Moving to UNC Greensboro and meeting women from Alpha Chi Omega as my friends before they were my sisters was transformative. These women boldly proclaimed that they were real and strong, and they spoke out about domestic and sexual assault in a way that made me feel as though blame could not and should not be placed squarely on my shoulders. After failing psychology that spring of my freshman year, I told my family the dark truth about what happened to me – because I found out the man long departed from our lives was remarried and with a stepdaughter, aged 12. Through literal trial and tribulation, I began to tell my story: to family, to friends, to Alpha Chi Omegas in a tearful conversation and, eventually, in a courtroom. It’s been a legal and spiritual testimony for me that has spurred conversation, and in some tragic instances, sharing my story has encouraged other young women to open up about what they’ve also endured.
My friends from Alpha Chi Omega never turned away from supporting me prior to sisterhood. They listened with empathy and compassion and truly gave me a sense that I would never endure another thing alone. The philanthropic focus of domestic violence awareness enabled me to see their passion for community and ending domestic violence in a genuine, authentic way. These women were boldly sharing their stories at various events, and in speaking with so many of them, my resolve to be part of it became that much greater.

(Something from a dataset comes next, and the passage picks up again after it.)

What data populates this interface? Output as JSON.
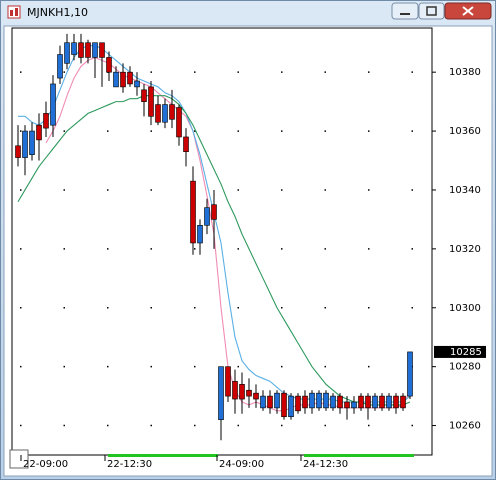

I was extended a bid to Zeta Xi nearly two years after that tumultuous freshman spring and its ill-fated psychology class. Though I wish my journey in Alpha Chi began sooner, I know it’s only the beginning for me in this sisterhood. I continue to be involved in my phenomenal alumnae chapter, Pi Sigma Pi (Stars and Stripes Military), and in my initiate chapter as the philanthropy advisor (shout out to Tamara and Bianca!). I’m the obsessively proud mother of a little girl, a middle school teacher and the content director for an influencer. I’m here to remind our sisters that no one can dictate what your journey in life – or sisterhood – should look like for you.